DOCTOR'S VIEW ARCHIVE
Killer Cold Virus Facts
A rare strain of a cold virus, known as adenovirus type 14 (Ad14), has caused severe and even fatal respiratory illness in healthy children and adults. Infection with the virus seems to be becoming more common in the United States, according to officials from the U.S. Centers for Disease Control and Prevention (CDC). This virus is different from other adenoviruses that cause the common cold in that it may produce an unusually severe illness requiring intensive medical care. Although the Ad14 strain was identified in the 1950s, the variant that was isolated in 2006 and 2007 is genetically different from the original Ad14, suggesting that the viral genetic material has undergone mutations (changes) that have resulted in the increased severity of infections with Ad14.
As of November 2007, four known outbreaks of Ad14 had been reported in the U.S., beginning with the infection and death of a healthy infant in New York City in May 2006. Subsequent outbreaks occurred in 2007 in Oregon, Texas, and Washington state, resulting in a total of 10 deaths due to pneumonia. Overall, 141 confirmed cases of the infection occurred in these four outbreaks. The deaths occurred in previously healthy adults and children as well as in people with chronic conditions.
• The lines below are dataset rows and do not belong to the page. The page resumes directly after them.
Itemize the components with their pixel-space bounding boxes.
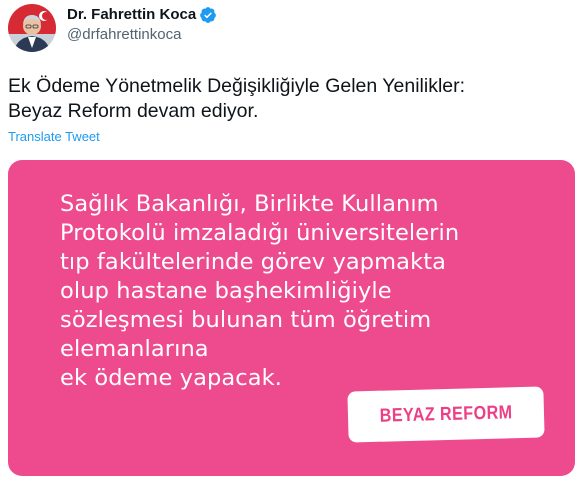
- avatar[interactable]: [8, 4, 56, 52]
- author-names: Dr. Fahrettin Koca @drfahrettinkoca: [67, 5, 217, 45]
- tweet-header: Dr. Fahrettin Koca @drfahrettinkoca: [8, 4, 217, 52]
- author-handle[interactable]: @drfahrettinkoca: [67, 25, 217, 45]
- name-row: Dr. Fahrettin Koca: [67, 5, 217, 25]
- tweet-media-image[interactable]: Sağlık Bakanlığı, Birlikte Kullanım Prot…: [8, 160, 575, 476]
- tweet-text: Ek Ödeme Yönetmelik Değişikliğiyle Gelen…: [8, 75, 466, 122]
- beyaz-reform-badge: BEYAZ REFORM: [347, 386, 545, 443]
- tweet-card: Dr. Fahrettin Koca @drfahrettinkoca Ek Ö…: [0, 0, 585, 483]
- media-text: Sağlık Bakanlığı, Birlikte Kullanım Prot…: [60, 191, 460, 391]
- translate-tweet-link[interactable]: Translate Tweet: [8, 129, 100, 144]
- badge-label: BEYAZ REFORM: [379, 401, 513, 427]
- verified-badge-icon: [199, 6, 217, 24]
- author-display-name[interactable]: Dr. Fahrettin Koca: [67, 5, 196, 25]
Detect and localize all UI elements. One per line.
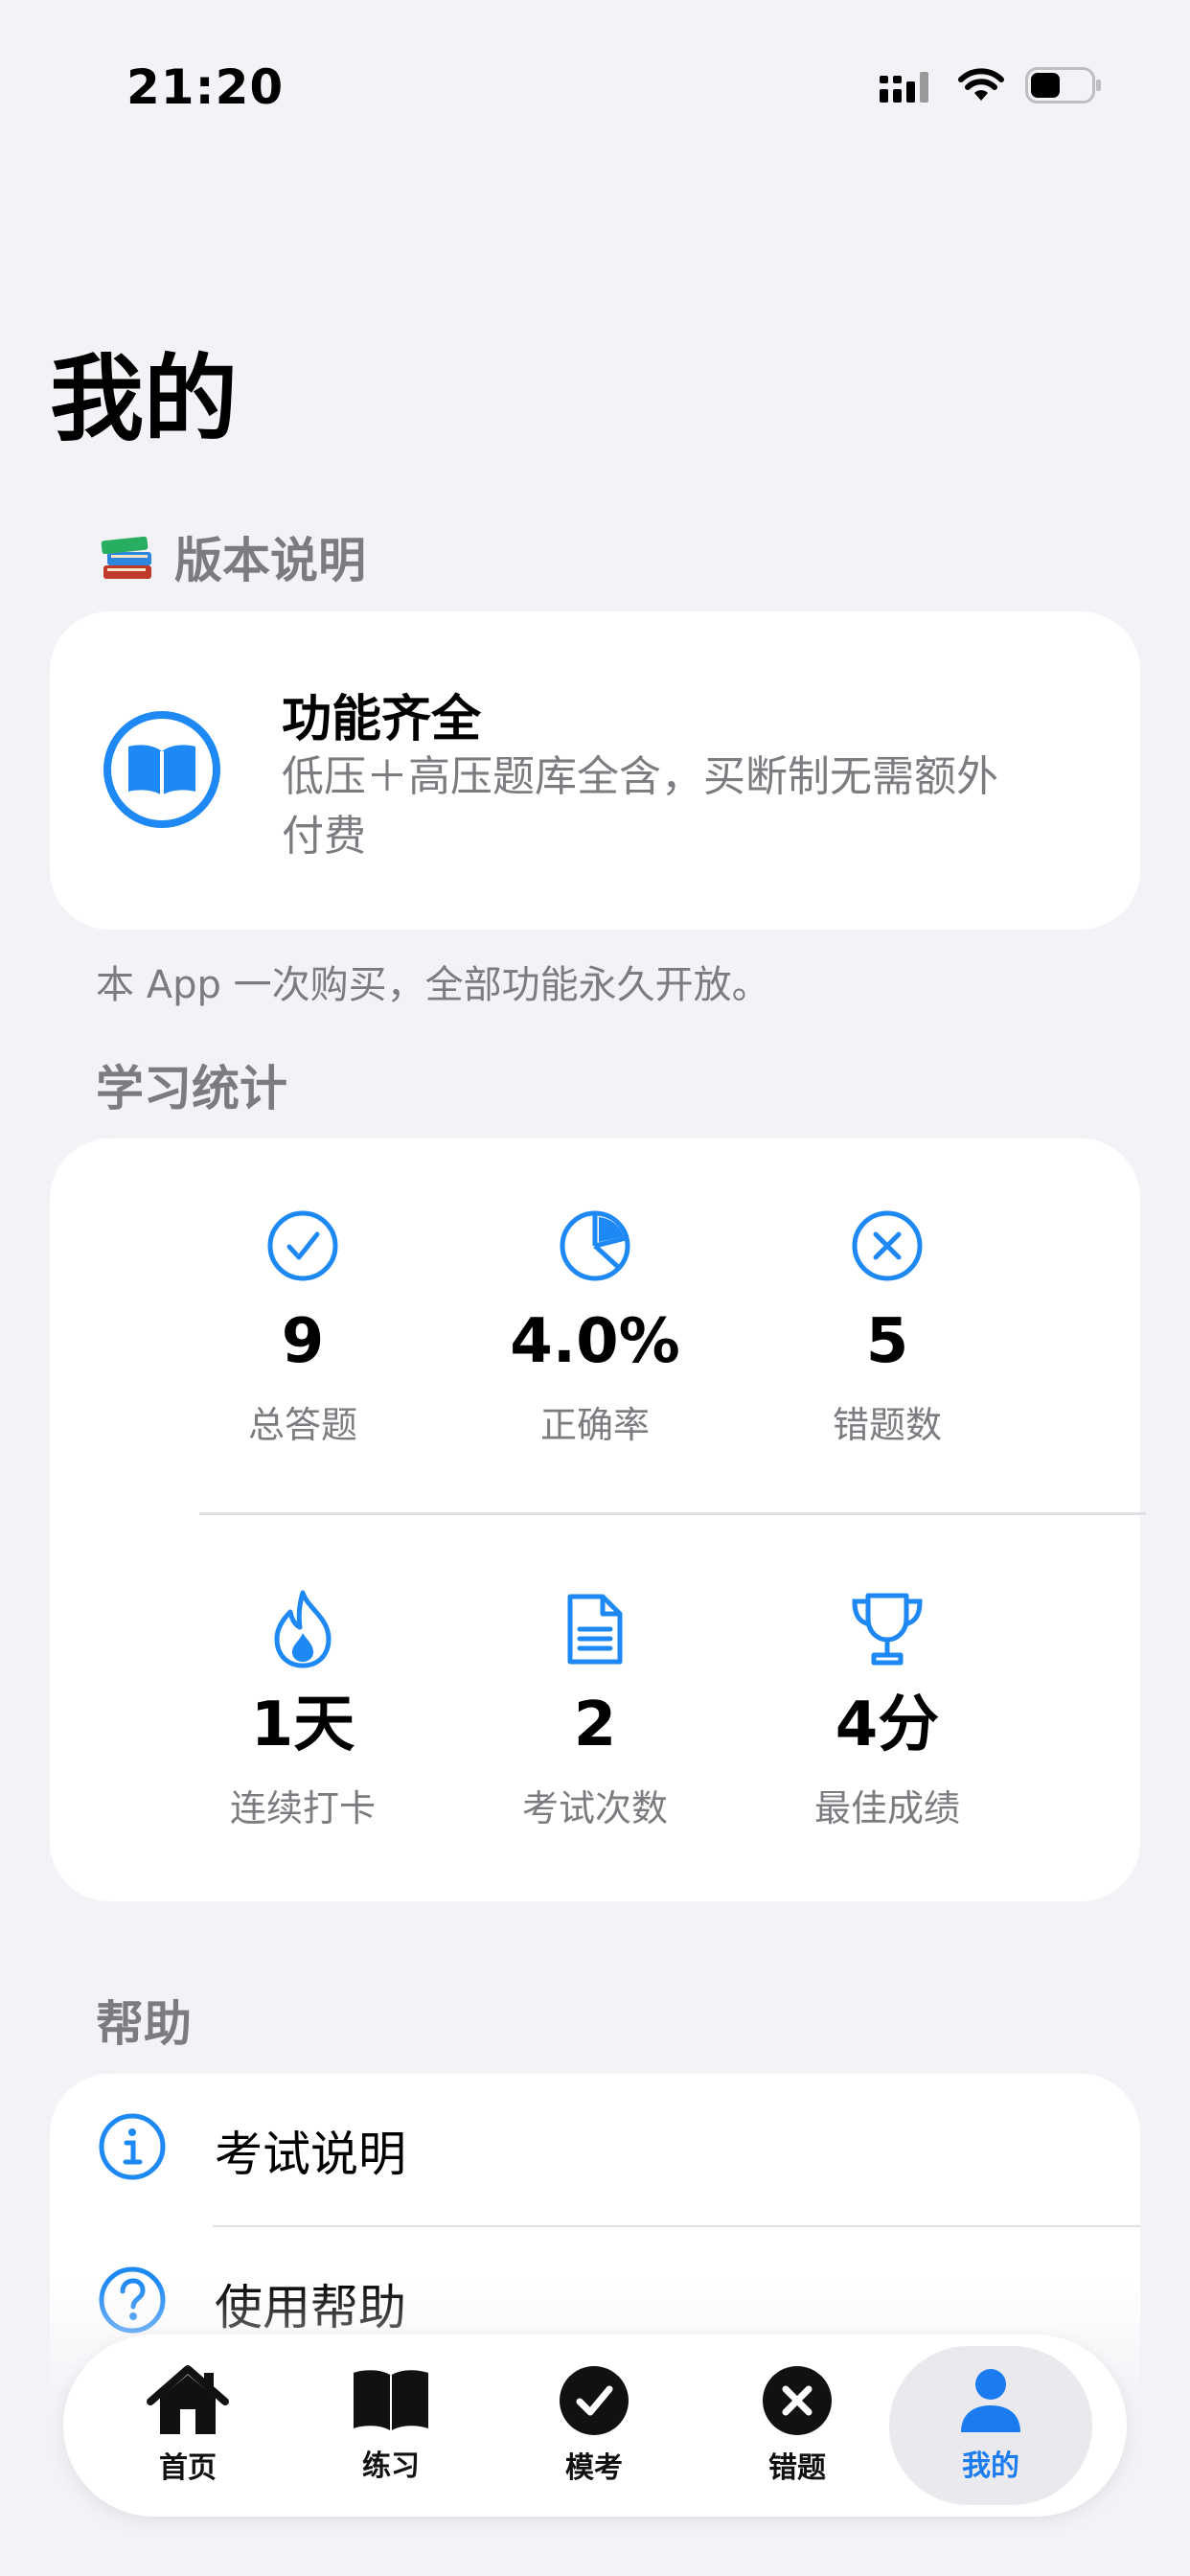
document-icon bbox=[567, 1594, 623, 1665]
tab-bar: 首页 练习 模考 错题 我的 bbox=[63, 2334, 1127, 2517]
stat-value: 2 bbox=[573, 1690, 617, 1760]
tab-profile[interactable]: 我的 bbox=[889, 2346, 1092, 2505]
tab-practice[interactable]: 练习 bbox=[289, 2334, 492, 2517]
tab-label: 模考 bbox=[565, 2451, 623, 2485]
tab-label: 错题 bbox=[768, 2451, 826, 2485]
version-card-title: 功能齐全 bbox=[282, 691, 482, 748]
cellular-signal-icon bbox=[880, 72, 928, 103]
checkmark-circle-icon bbox=[267, 1210, 338, 1281]
stat-exam-count: 2 考试次数 bbox=[424, 1589, 766, 1831]
stats-card: 9 总答题 4.0% 正确率 5 错题数 1天 连续打卡 2 考试次数 4分 最… bbox=[50, 1138, 1146, 1901]
stat-label: 连续打卡 bbox=[229, 1787, 376, 1829]
tab-label: 首页 bbox=[159, 2451, 217, 2485]
stats-divider bbox=[199, 1512, 1146, 1515]
stat-value: 4.0% bbox=[510, 1306, 680, 1377]
x-filled-icon bbox=[763, 2366, 832, 2435]
stat-label: 正确率 bbox=[539, 1404, 650, 1446]
stat-label: 考试次数 bbox=[521, 1787, 668, 1829]
version-card: 功能齐全 低压＋高压题库全含，买断制无需额外付费 bbox=[50, 611, 1140, 930]
stat-label: 最佳成绩 bbox=[813, 1787, 960, 1829]
version-card-description: 低压＋高压题库全含，买断制无需额外付费 bbox=[282, 752, 998, 861]
stats-section-title: 学习统计 bbox=[96, 1061, 287, 1116]
stat-label: 错题数 bbox=[832, 1404, 942, 1446]
help-item-label: 考试说明 bbox=[215, 2127, 406, 2182]
stat-wrong-count: 5 错题数 bbox=[717, 1206, 1058, 1448]
status-icons bbox=[880, 67, 1102, 104]
help-item-exam-info[interactable]: 考试说明 bbox=[50, 2074, 1140, 2227]
stat-value: 4分 bbox=[835, 1690, 940, 1760]
stat-value: 1天 bbox=[250, 1690, 355, 1760]
book-icon bbox=[354, 2370, 428, 2430]
books-icon bbox=[101, 536, 151, 579]
stat-value: 9 bbox=[281, 1306, 325, 1377]
status-bar: 21:20 bbox=[0, 0, 1190, 153]
stat-value: 5 bbox=[865, 1306, 909, 1377]
stat-best-score: 4分 最佳成绩 bbox=[717, 1589, 1058, 1831]
tab-home[interactable]: 首页 bbox=[86, 2334, 289, 2517]
tab-label: 我的 bbox=[962, 2450, 1019, 2483]
version-footnote: 本 App 一次购买，全部功能永久开放。 bbox=[96, 963, 770, 1007]
version-section-title: 版本说明 bbox=[174, 533, 366, 588]
pie-chart-icon bbox=[560, 1210, 630, 1281]
tab-label: 练习 bbox=[362, 2450, 420, 2483]
status-time: 21:20 bbox=[126, 59, 285, 115]
checkmark-filled-icon bbox=[560, 2366, 629, 2435]
stat-accuracy: 4.0% 正确率 bbox=[424, 1206, 766, 1448]
stat-streak: 1天 连续打卡 bbox=[132, 1589, 473, 1831]
open-book-icon bbox=[103, 711, 220, 828]
info-icon bbox=[99, 2113, 166, 2180]
tab-wrong-questions[interactable]: 错题 bbox=[696, 2334, 899, 2517]
person-icon bbox=[961, 2369, 1020, 2432]
trophy-icon bbox=[852, 1593, 923, 1666]
page-title: 我的 bbox=[50, 345, 239, 454]
help-section-title: 帮助 bbox=[96, 1996, 192, 2052]
wifi-icon bbox=[958, 68, 1004, 101]
tab-mock-exam[interactable]: 模考 bbox=[492, 2334, 696, 2517]
house-icon bbox=[147, 2365, 229, 2434]
battery-icon bbox=[1025, 67, 1101, 104]
stat-total-answered: 9 总答题 bbox=[132, 1206, 473, 1448]
version-section-header: 版本说明 bbox=[100, 522, 366, 591]
stat-label: 总答题 bbox=[247, 1404, 357, 1446]
x-circle-icon bbox=[852, 1210, 923, 1281]
flame-icon bbox=[274, 1590, 332, 1668]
There are 51 known strains of adenovirus, a common and highly contagious virus type that does not always cause symptoms in healthy people. In other cases, adenoviruses may be responsible for conditions ranging from the common cold to conjunctivitis (pink eye), gastrointestinal infections, urinary tract infections, or skin rash. It has also been associated with infections of the heart and brain. Symptoms, if present, appear anywhere from two days to two weeks after exposure to the virus.